Open a third and Ruth (Sissy Spacek), a middle-aged married woman, is walking to a room in a no-tell motel with Henry (Aidan Quinn), who is not her husband.
And so it goes. Ruth reappears, married to Larry (Ian McShane), who's in a wheelchair due to a degenerative disease. Their decent-to-the-bone daughter Samantha (Amanda Seyfried) heroically runs interference between the two, trying to bring some cheer or at least a smile to their tragically withered marriage.
Everywhere you look, another splendid actress (and actor) turns up. Kathy Baker plays a woman with breast cancer, about to undergo surgery and taking out her terror and anger on her ever-patient husband (Joe Mantegna).
Her calm nurse (Lisa Gay Hamilton) has another life and another personality in her own segment. Returning to her childhood home to read her father the riot act for past sins, all she can find is her beautiful, sweet sister (Sydney Tamiia Poitier), who generously takes the abuse in their father's stead.
A pregnant Robin Wright Penn has an unexpected run-in with her past when a former flame (Isaacs again) shows up in the frozen food section at the supermarket. (Ah, the inherent treachery of grocery aisles).
Finally, in a truly lovely coda that most directly evokes the penchant for magic realism of Garcia's famous father (Nobel Prize-winning writer Gabriel Garcia Marquez), Glenn Close and her capering young daughter (Dakota Fanning) have their annual picnic in a cemetery.

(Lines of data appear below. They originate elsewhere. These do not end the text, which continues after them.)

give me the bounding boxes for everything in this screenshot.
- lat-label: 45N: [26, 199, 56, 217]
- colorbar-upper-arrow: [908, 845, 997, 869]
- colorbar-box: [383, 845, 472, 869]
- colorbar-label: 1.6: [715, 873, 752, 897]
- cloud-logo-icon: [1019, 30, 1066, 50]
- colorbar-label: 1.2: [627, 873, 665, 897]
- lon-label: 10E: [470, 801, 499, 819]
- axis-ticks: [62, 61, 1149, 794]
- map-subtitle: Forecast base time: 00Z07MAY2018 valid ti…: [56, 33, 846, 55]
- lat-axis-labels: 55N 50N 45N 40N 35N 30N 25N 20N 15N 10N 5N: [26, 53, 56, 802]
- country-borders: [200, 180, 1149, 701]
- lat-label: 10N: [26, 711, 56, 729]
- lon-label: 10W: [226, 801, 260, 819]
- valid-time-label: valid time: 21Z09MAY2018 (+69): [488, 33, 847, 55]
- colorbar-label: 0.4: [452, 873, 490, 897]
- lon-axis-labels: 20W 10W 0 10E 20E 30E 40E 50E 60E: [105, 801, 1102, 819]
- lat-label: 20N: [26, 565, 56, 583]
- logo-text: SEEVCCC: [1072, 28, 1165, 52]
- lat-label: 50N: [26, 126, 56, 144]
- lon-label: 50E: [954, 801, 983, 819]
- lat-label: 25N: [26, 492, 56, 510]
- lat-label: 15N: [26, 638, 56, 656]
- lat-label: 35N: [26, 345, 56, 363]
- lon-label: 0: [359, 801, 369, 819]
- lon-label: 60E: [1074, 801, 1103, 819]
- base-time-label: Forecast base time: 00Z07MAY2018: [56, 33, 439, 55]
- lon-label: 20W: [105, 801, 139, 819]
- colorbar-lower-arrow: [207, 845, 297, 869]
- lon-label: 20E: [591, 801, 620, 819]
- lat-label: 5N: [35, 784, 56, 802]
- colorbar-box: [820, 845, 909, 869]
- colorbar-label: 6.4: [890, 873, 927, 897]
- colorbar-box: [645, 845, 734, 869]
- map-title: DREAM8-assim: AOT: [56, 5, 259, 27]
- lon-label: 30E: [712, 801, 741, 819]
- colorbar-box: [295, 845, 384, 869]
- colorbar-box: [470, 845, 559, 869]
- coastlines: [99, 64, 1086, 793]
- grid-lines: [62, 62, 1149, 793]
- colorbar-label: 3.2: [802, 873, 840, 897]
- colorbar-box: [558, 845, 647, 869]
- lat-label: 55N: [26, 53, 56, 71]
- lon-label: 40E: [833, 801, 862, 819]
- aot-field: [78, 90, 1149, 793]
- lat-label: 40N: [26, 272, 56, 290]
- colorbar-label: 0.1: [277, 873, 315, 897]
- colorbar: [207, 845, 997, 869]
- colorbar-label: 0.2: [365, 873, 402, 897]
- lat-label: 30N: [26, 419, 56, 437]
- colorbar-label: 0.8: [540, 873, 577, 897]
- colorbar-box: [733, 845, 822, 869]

Once you get used to the movie's style and you do, quickly the segments seem neither abrupt nor incomplete. Though there are some overlaps, the connective tissue is more emotional than literal (as in, say, "Crash"), yet it's very effective in its own way. Some parts are stronger than others, but as a fleshed-out artistic vision, "Nine Lives" works remarkably well. We edge sideways into these lives and out again. And though we've shared only a few minutes with these characters, it's easy to imagine them going on with whatever they're doing, without us.
The entire ensemble does wonderful work, the men as well as the women. Think of it as a master acting class with a masterful set of teachers.